(DOWNLOAD) "Protecting Subjects Who Cannot Give Consent: Toward a Better Standard for "Minimal" Risks." by The Hastings Center Report " Book PDF Kindle ePub Free
eBook details
- Title: Protecting Subjects Who Cannot Give Consent: Toward a Better Standard for "Minimal" Risks.
- Author : The Hastings Center Report
- Release Date : January 01, 2005
- Genre: Life Sciences,Books,Science & Nature,
- Pages : * pages
- Size : 186 KB
Description
Most guidelines allow people to be enrolled in research that does not offer a prospect of direct personal benefit as long as they have the capacity to give informed consent. More controversial and difficult are research procedures and studies that propose to enroll subjects who cannot provide informed consent.
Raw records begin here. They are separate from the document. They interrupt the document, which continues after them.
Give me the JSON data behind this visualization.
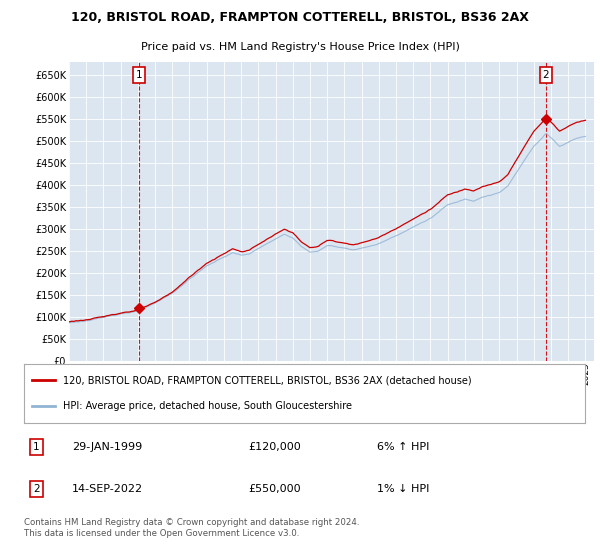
{
  "title": "120, BRISTOL ROAD, FRAMPTON COTTERELL, BRISTOL, BS36 2AX",
  "subtitle": "Price paid vs. HM Land Registry's House Price Index (HPI)",
  "background_color": "#dce6f1",
  "plot_bg_color": "#dce6f1",
  "grid_color": "#ffffff",
  "hpi_color": "#92b4d4",
  "price_color": "#cc0000",
  "annotation_box_color": "#cc0000",
  "ylim": [
    0,
    680000
  ],
  "yticks": [
    0,
    50000,
    100000,
    150000,
    200000,
    250000,
    300000,
    350000,
    400000,
    450000,
    500000,
    550000,
    600000,
    650000
  ],
  "ytick_labels": [
    "£0",
    "£50K",
    "£100K",
    "£150K",
    "£200K",
    "£250K",
    "£300K",
    "£350K",
    "£400K",
    "£450K",
    "£500K",
    "£550K",
    "£600K",
    "£650K"
  ],
  "legend_line1": "120, BRISTOL ROAD, FRAMPTON COTTERELL, BRISTOL, BS36 2AX (detached house)",
  "legend_line2": "HPI: Average price, detached house, South Gloucestershire",
  "annotation1_date": "29-JAN-1999",
  "annotation1_price": "£120,000",
  "annotation1_hpi": "6% ↑ HPI",
  "annotation2_date": "14-SEP-2022",
  "annotation2_price": "£550,000",
  "annotation2_hpi": "1% ↓ HPI",
  "footer": "Contains HM Land Registry data © Crown copyright and database right 2024.\nThis data is licensed under the Open Government Licence v3.0.",
  "sale1_year": 1999.08,
  "sale1_price": 120000,
  "sale2_year": 2022.71,
  "sale2_price": 550000,
  "xlim_left": 1995,
  "xlim_right": 2025.5
}
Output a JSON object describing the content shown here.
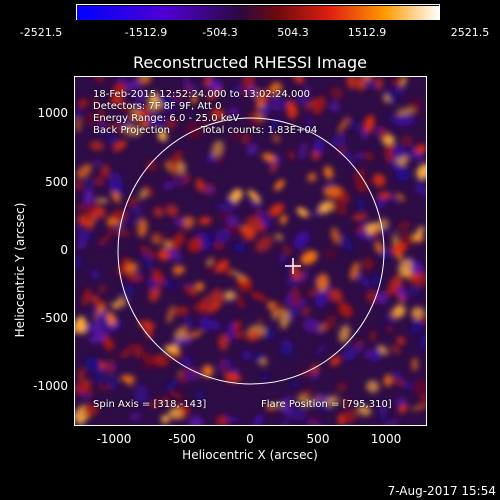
{
  "colorbar": {
    "ticks": [
      "-2521.5",
      "-1512.9",
      "-504.3",
      "504.3",
      "1512.9",
      "2521.5"
    ],
    "tick_values": [
      -2521.5,
      -1512.9,
      -504.3,
      504.3,
      1512.9,
      2521.5
    ],
    "colors": [
      "#0000ff",
      "#5a00c8",
      "#3a1658",
      "#a01010",
      "#ff6a00",
      "#ffffff"
    ]
  },
  "title": "Reconstructed RHESSI Image",
  "annotations": {
    "time": "18-Feb-2015 12:52:24.000 to 13:02:24.000",
    "detectors": "Detectors: 7F 8F 9F, Att 0",
    "energy": "Energy Range: 6.0 - 25.0 keV",
    "method": "Back Projection",
    "counts": "Total counts: 1.83E+04",
    "spin_axis": "Spin Axis = [318,-143]",
    "flare_position": "Flare Position = [795,310]"
  },
  "axes": {
    "xlabel": "Heliocentric X (arcsec)",
    "ylabel": "Heliocentric Y (arcsec)",
    "xticks": [
      "-1000",
      "-500",
      "0",
      "500",
      "1000"
    ],
    "yticks": [
      "1000",
      "500",
      "0",
      "-500",
      "-1000"
    ],
    "xlim": [
      -1250,
      1300
    ],
    "ylim": [
      -1270,
      1250
    ]
  },
  "footer": "7-Aug-2017 15:54"
}
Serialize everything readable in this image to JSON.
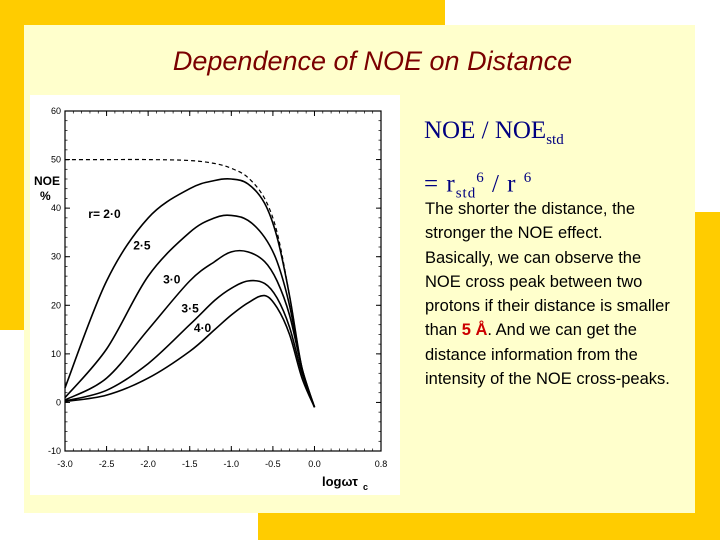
{
  "title": "Dependence of NOE on Distance",
  "formula": {
    "line1_main": "NOE / NOE",
    "line1_sub": "std",
    "line2_prefix": "=  r",
    "line2_sub": "std",
    "line2_sup": "6",
    "line2_mid": " / r ",
    "line2_sup2": "6"
  },
  "description": {
    "text_before": "The shorter the distance, the stronger the NOE effect. Basically, we can observe the NOE cross peak between two protons if their distance is smaller than ",
    "highlight": "5 Å",
    "text_after": ". And we can get the distance information from the intensity of the NOE cross-peaks."
  },
  "colors": {
    "accent": "#ffcc00",
    "panel": "#ffffcc",
    "title": "#7a0000",
    "formula": "#000080",
    "highlight": "#cc0000"
  },
  "chart_data": {
    "type": "line",
    "ylabel": "NOE %",
    "xlabel": "logωτc",
    "xlim": [
      -3.0,
      0.8
    ],
    "ylim": [
      -10,
      60
    ],
    "xticks": [
      "-3.0",
      "-2.5",
      "-2.0",
      "-1.5",
      "-1.0",
      "-0.5",
      "0.0",
      "0.8"
    ],
    "yticks": [
      "60",
      "50",
      "40",
      "30",
      "20",
      "10",
      "0",
      "-10"
    ],
    "series": [
      {
        "name": "dashed",
        "dashed": true,
        "x": [
          -3.0,
          -2.5,
          -2.0,
          -1.5,
          -1.2,
          -1.0,
          -0.8,
          -0.6,
          -0.45,
          -0.3,
          -0.15,
          0.0
        ],
        "y": [
          50,
          50,
          50,
          49.8,
          49.2,
          48.2,
          46.3,
          42,
          35,
          22,
          7,
          -1
        ]
      },
      {
        "name": "r= 2·0",
        "x": [
          -3.0,
          -2.5,
          -2.0,
          -1.5,
          -1.2,
          -1.0,
          -0.8,
          -0.6,
          -0.45,
          -0.3,
          -0.15,
          0.0
        ],
        "y": [
          3,
          25,
          38,
          44,
          45.7,
          46,
          45,
          41,
          34,
          22,
          7,
          -1
        ]
      },
      {
        "name": "2·5",
        "x": [
          -3.0,
          -2.5,
          -2.0,
          -1.5,
          -1.2,
          -1.0,
          -0.8,
          -0.6,
          -0.45,
          -0.3,
          -0.15,
          0.0
        ],
        "y": [
          1,
          11,
          26,
          35,
          38,
          38.5,
          37.5,
          34,
          29,
          20,
          7,
          -1
        ]
      },
      {
        "name": "3·0",
        "x": [
          -3.0,
          -2.5,
          -2.0,
          -1.5,
          -1.2,
          -1.0,
          -0.8,
          -0.6,
          -0.45,
          -0.3,
          -0.15,
          0.0
        ],
        "y": [
          0.5,
          5,
          15,
          25,
          29,
          31,
          31,
          29,
          25,
          18,
          7,
          -1
        ]
      },
      {
        "name": "3·5",
        "x": [
          -3.0,
          -2.5,
          -2.0,
          -1.5,
          -1.2,
          -1.0,
          -0.8,
          -0.6,
          -0.45,
          -0.3,
          -0.15,
          0.0
        ],
        "y": [
          0.3,
          2.5,
          8,
          16,
          21,
          23.5,
          25,
          24.5,
          21.5,
          15.5,
          6,
          -1
        ]
      },
      {
        "name": "4·0",
        "x": [
          -3.0,
          -2.5,
          -2.0,
          -1.5,
          -1.2,
          -1.0,
          -0.8,
          -0.6,
          -0.45,
          -0.3,
          -0.15,
          0.0
        ],
        "y": [
          0.2,
          1.5,
          5,
          10.5,
          15,
          18,
          20.5,
          22,
          19.5,
          14,
          5,
          -1
        ]
      }
    ],
    "annotations": [
      "r= 2·0",
      "2·5",
      "3·0",
      "3·5",
      "4·0"
    ],
    "grid": false
  }
}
Many clinical trials with children, for example, include blood draws or radiological scans that are important for research purposes but do not offer the children themselves any direct benefit. Similarly, early-phase pharmacokinetic studies of potential treatments for Alzheimer's disease may be targeted at adults who have lost the ability to consent, yet not offer them a potential for personal benefit. Commentators widely agree that subjects who cannot give consent may be enrolled in research that offers no prospect of direct benefit only when several additional requirements are met. (1) Perhaps the most important of these requirements is that the research presents risks that fall below some threshold--what is often called "minimal risk" research. (2) But then the question is what counts as "minimal" risk. Many guidelines, trying to give institutional review boards a workable standard, define risks as "minimal" when they are no greater than the risks individuals face in dally life. This constraint is known as the "risks of daily life" standard.